AMAÇ Takılabilir kardiyoverter defibrilatör (TKD) ventrikül taşikardisi (VT) ve ventrikül fibrilasyonundan (VF) dolayı ani ölümü önlemede en etkin tedavidir. Bu çalışmada hastanemizde son altı yıl içinde kardiyoverter defibrilatör takılan hastaların uzun dönem takip sonuçları geriye dönük olarak değerlendirildi.
ÇALIŞMA PLANI Çalışmaya kardiyoverter defibrilatör takılan ardışık 70 hasta (63 erkek, 7 kadın; ort. yaş 64.6±8.5) alındı. Altı hastada iki odacıklı, 64 hastada tek odacıklı TKD kullanıldı. Elektrofizyoloji laboratuvarımızın kayıtları kullanılarak hastaların demografik verileri, ekokardiyografik sol ventrikül ejeksiyon fraksiyonları, klinik durumları, TKD endikasyonları, TKD kullanım şekli ve kullanılan ilaçlar araştırıldı. Ortalama takip süresi 3.08±1.31 yıl idi.
BULGULAR İzlem sırasında 10 hasta (%14.3) yaşamını yitirdi. İki hastada (%20) ani aritmik ölüm görülürken, diğer ölümlerin ikisi kardiyak olmayan nedenlere (serebral atak, solunumun durması), altısı kardiyak nedenlere (konjestif kalp yetersizliği) bağlıydı. Yirmi hastada (%28.6) tedavi gerektirecek taşikardi epizodu saptanmadı. Kırk iki hastada 631 adet sürekli VT epizodu görüldü; bunlar için toplam 1188 antitaşikardik pacing (ATP) girişimi vardı (ort. 1.9 ATP).
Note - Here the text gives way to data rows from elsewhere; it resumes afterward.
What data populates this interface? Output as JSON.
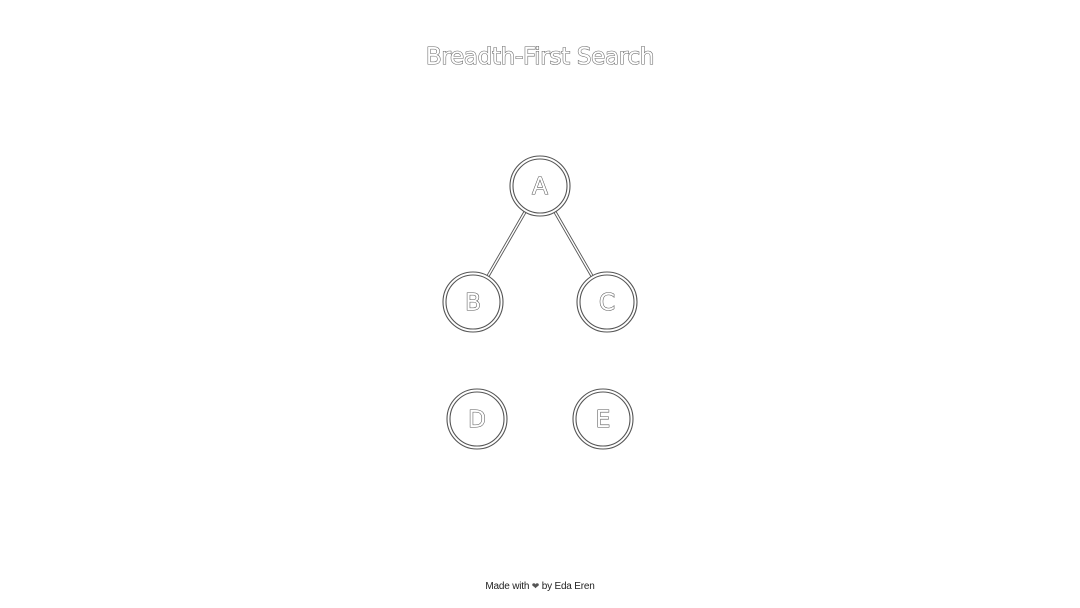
{
  "title": "Breadth-First Search",
  "footer": {
    "prefix": "Made with",
    "heart": "❤",
    "suffix": "by Eda Eren"
  },
  "graph": {
    "nodes": [
      {
        "id": "A",
        "label": "A"
      },
      {
        "id": "B",
        "label": "B"
      },
      {
        "id": "C",
        "label": "C"
      },
      {
        "id": "D",
        "label": "D"
      },
      {
        "id": "E",
        "label": "E"
      }
    ],
    "edges": [
      {
        "from": "A",
        "to": "B"
      },
      {
        "from": "A",
        "to": "C"
      }
    ],
    "colors": {
      "stroke": "#555555",
      "background": "#ffffff"
    }
  }
}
Sürekli VT epizodlarının 535’i (%84.8) ATP ile sonlanırken, 96’sında (%15.2) kardiyoversiyon gerekti. Ventrikül fibrilasyonu epizodlarının hepsinde (n=160) defibrilasyon tedavisi başarılı olmuştu. Beş hastada (%7.1) 11 adet uygunsuz şok uygulandığı görüldü; bunların hepsinde tek odacıklı TKD kullanılmıştı. Ayrıca, 11 hastada (%15.7) replasman gerekti. New York Heart Association sınıflamasına göre, sınıf III'deki 12 hastada epizod sıklığının anlamlı derecede fazla olduğu görüldü (p=0.019).
SONUÇ Çalışmamız, TKD’nin ventrikül taşiaritmilerini ATP ve/veya şok tedavisi uygulayarak, yüksek güvenlik ve etkinlikte başarılı bir şekilde sonlandırdığını gösterdi.